O risco, pois, vincula-se à coisa, à atividade, ao caráter impessoal, extrapolando a culpa pessoal, subjetiva. Ampliam-se as possibilidades de responsabilidade para que se possa atender, de forma justa e isonômica, número elevado de vítimas que, até então, encontravam-se incapazes de verem ressarcidos os danos sofridos.

Fala-se, pois, da criação de nova teoria que visa preencher lacunas deixadas pela subjetiva, sem, contudo, necessariamente substituí-la, sendo certo que o Direito pátrio recepciona, de forma harmônica, ambas as teorias subjetiva e objetiva.
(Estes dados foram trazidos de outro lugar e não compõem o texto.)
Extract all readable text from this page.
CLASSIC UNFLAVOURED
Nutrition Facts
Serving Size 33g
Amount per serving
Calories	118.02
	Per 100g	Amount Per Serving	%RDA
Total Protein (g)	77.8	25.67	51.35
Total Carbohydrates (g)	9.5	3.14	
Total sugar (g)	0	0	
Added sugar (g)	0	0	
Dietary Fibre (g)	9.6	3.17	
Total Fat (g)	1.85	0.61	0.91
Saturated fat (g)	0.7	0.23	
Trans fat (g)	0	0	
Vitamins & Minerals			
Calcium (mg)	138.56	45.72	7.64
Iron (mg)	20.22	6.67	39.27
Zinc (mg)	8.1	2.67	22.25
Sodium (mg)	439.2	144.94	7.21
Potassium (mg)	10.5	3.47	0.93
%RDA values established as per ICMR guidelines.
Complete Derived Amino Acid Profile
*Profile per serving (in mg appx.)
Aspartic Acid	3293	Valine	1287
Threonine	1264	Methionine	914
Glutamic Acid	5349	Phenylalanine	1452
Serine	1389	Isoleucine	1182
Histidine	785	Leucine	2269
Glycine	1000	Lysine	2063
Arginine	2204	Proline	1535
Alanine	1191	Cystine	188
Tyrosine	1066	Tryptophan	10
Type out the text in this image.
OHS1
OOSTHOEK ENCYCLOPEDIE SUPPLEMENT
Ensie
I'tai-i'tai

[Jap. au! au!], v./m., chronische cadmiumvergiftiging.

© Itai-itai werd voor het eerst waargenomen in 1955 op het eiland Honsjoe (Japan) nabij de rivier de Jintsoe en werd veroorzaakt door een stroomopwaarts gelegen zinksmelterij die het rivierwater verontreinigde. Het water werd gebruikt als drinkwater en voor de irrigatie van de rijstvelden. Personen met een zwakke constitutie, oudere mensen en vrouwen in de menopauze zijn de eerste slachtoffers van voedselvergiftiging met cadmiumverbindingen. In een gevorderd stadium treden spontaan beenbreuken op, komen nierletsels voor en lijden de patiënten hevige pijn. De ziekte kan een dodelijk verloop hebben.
O que se quer com a implementação da responsabilidade objetiva e com a teoria do risco é evitar que se reproduzam, no Judiciário, sentenças acríticas que lesam pessoas que figurem como parte mais frágil de determinadas relações jurídicas, seja pela condição financeira, seja pela dificuldade em produzir-se provas de culpa do ofensor. A técnica individualista se mostrou, pois, insuficiente para atender princípios constitucionais

de solidariedade social e de justiça distributiva que devem permear todo o Ordenamento Jurídico pátrio, criando, por vezes, espécie de securitização das atividades produtivas53.